Rugby is the second biggest sport after soccer in South Africa, and it is the main sporting code in the Eastern Cape where Border Rugby administers rugby for the 2/3 of the population in the province.
SABC seeks to deny access to their culture that they have adopted since 1864.
The majority rugby loving population of the Eastern Cape and within the Border Rugby Union jurisdiction, in particular, are for the reasons of historically lopsided economic development of the country, in low paying employment and thus unable to access the pay TV. We note the curious confluence of actions by the media houses of Supersport and SABC, to deny the largely black and poor access to rugby. While we understand, with pain, the profit motive of Supersport, our firm view is that SABC is breaching its public interest mandate, and we feel deeply wounded by even the thought of the action they contemplate. Their action should not be countenanced by all South Africans.

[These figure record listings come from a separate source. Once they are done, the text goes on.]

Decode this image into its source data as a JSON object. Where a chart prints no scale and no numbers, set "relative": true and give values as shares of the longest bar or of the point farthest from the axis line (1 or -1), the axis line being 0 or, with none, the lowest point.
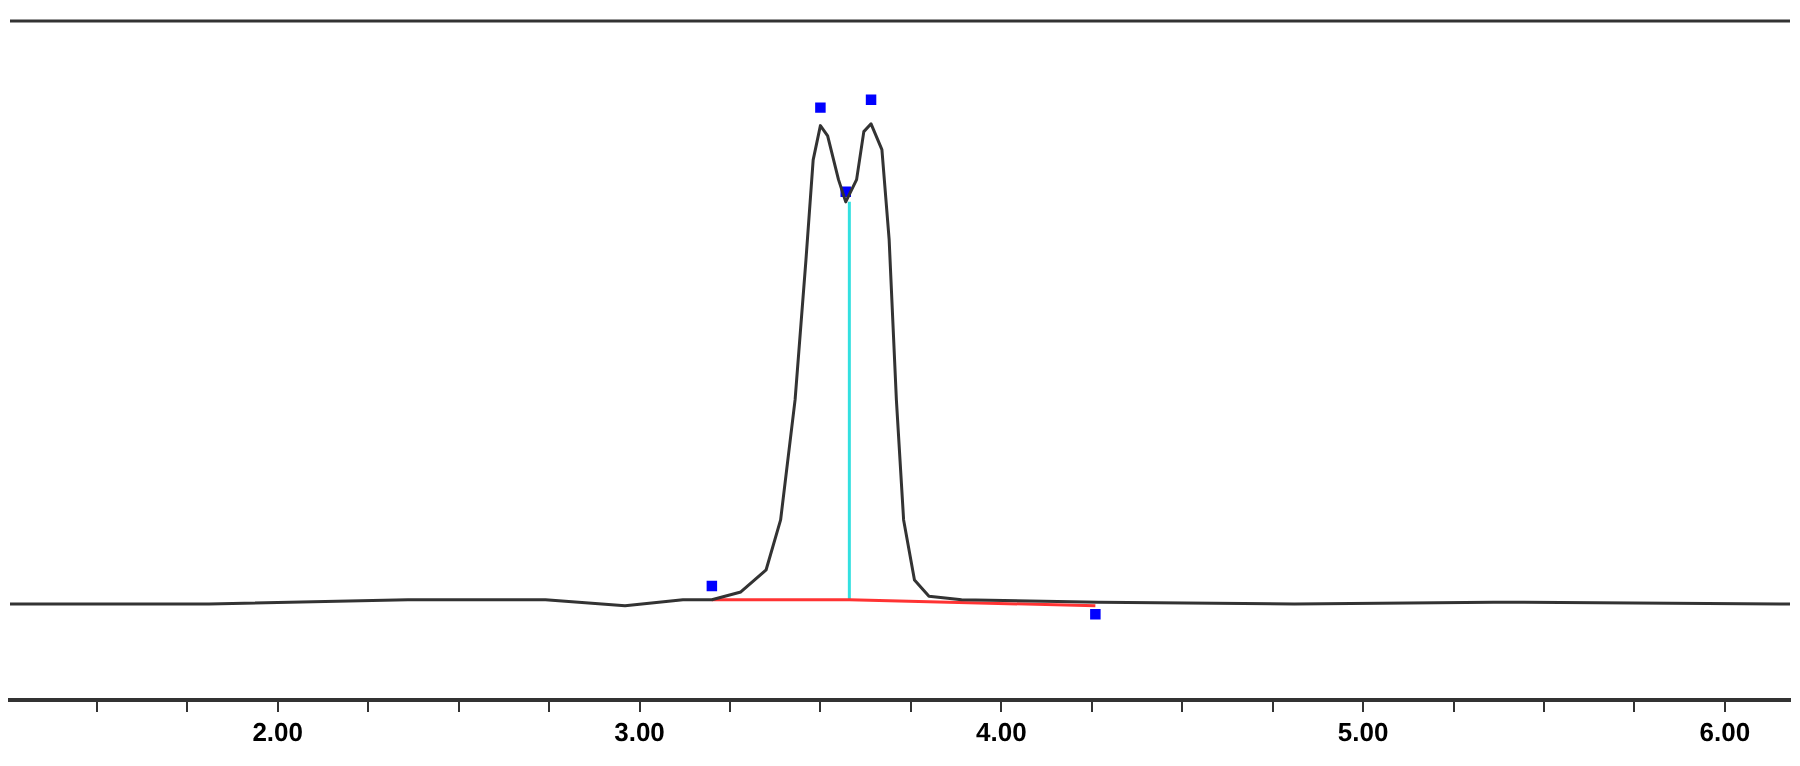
{
  "chart_data": {
    "type": "line",
    "relative": true,
    "legend": false,
    "grid": false,
    "xlim": [
      1.26,
      6.18
    ],
    "xticks": [
      {
        "value": 1.5,
        "label": null
      },
      {
        "value": 1.75,
        "label": null
      },
      {
        "value": 2,
        "label": "2.00"
      },
      {
        "value": 2.25,
        "label": null
      },
      {
        "value": 2.5,
        "label": null
      },
      {
        "value": 2.75,
        "label": null
      },
      {
        "value": 3,
        "label": "3.00"
      },
      {
        "value": 3.25,
        "label": null
      },
      {
        "value": 3.5,
        "label": null
      },
      {
        "value": 3.75,
        "label": null
      },
      {
        "value": 4,
        "label": "4.00"
      },
      {
        "value": 4.25,
        "label": null
      },
      {
        "value": 4.5,
        "label": null
      },
      {
        "value": 4.75,
        "label": null
      },
      {
        "value": 5,
        "label": "5.00"
      },
      {
        "value": 5.25,
        "label": null
      },
      {
        "value": 5.5,
        "label": null
      },
      {
        "value": 5.75,
        "label": null
      },
      {
        "value": 6,
        "label": "6.00"
      }
    ],
    "series": [
      {
        "color": "#333333",
        "x": [
          1.26,
          1.81,
          2.36,
          2.74,
          2.96,
          3.12,
          3.2,
          3.28,
          3.35,
          3.39,
          3.43,
          3.46,
          3.48,
          3.5,
          3.52,
          3.55,
          3.57,
          3.6,
          3.62,
          3.64,
          3.67,
          3.69,
          3.71,
          3.73,
          3.76,
          3.8,
          3.89,
          4.27,
          4.81,
          5.36,
          6.18
        ],
        "values": [
          0.16,
          0.16,
          0.167,
          0.167,
          0.157,
          0.167,
          0.167,
          0.18,
          0.217,
          0.3,
          0.5,
          0.733,
          0.9,
          0.957,
          0.94,
          0.867,
          0.83,
          0.867,
          0.947,
          0.96,
          0.917,
          0.767,
          0.5,
          0.3,
          0.2,
          0.173,
          0.167,
          0.163,
          0.16,
          0.163,
          0.16
        ]
      },
      {
        "type": "line",
        "color": "#ff3333",
        "x": [
          3.2,
          3.58,
          4.26
        ],
        "values": [
          0.167,
          0.167,
          0.157
        ]
      },
      {
        "type": "line",
        "color": "#33e0e0",
        "x": [
          3.58,
          3.58
        ],
        "values": [
          0.167,
          0.83
        ]
      },
      {
        "type": "scatter",
        "marker": "square",
        "color": "#0000ff",
        "x": [
          3.2,
          3.5,
          3.57,
          3.64,
          4.26
        ],
        "values": [
          0.19,
          0.987,
          0.847,
          1,
          0.143
        ]
      }
    ]
  }
}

We submit that the popularity of rugby in disadvantaged communities is slowly dying because of the lack of broadcasted TV matches on free to air television. The decrease in the number of young disadvantaged kids playing the sport is also an indication that the SABC is not playing its part in transforming rugby in South Africa.
Observing this trend, yet again, we charge SABC for dereliction of its constitutional duty to broadcast national sport on free to air platforms. Rugby, has taken the brunt of the elite-oriented decisions of SABC, as only rugby of the three top sports in the country are not broadcast on SABC platforms. We believe SABC decisions are based on alarming ignorance and ahistorical understanding of rugby in South Africa. It feeds on a falsehood that rugby is a white sport and therefore a sport for the rich. A fact defied by history of rugby in South Africa and the contemporary fact that 40 % of the rugby playing population is in the Eastern Cape.
We call on SARU to engage the SABC to stop the envisaged action regarding the radio broadcast and while on it, to take with energy and conviction the issue of live broadcasting on the free to air television. We call on all rugby unions, and mass social movements to stand in solidarity with Border to stem this media despotism being visited on the most disadvantaged rugby supporter of the country.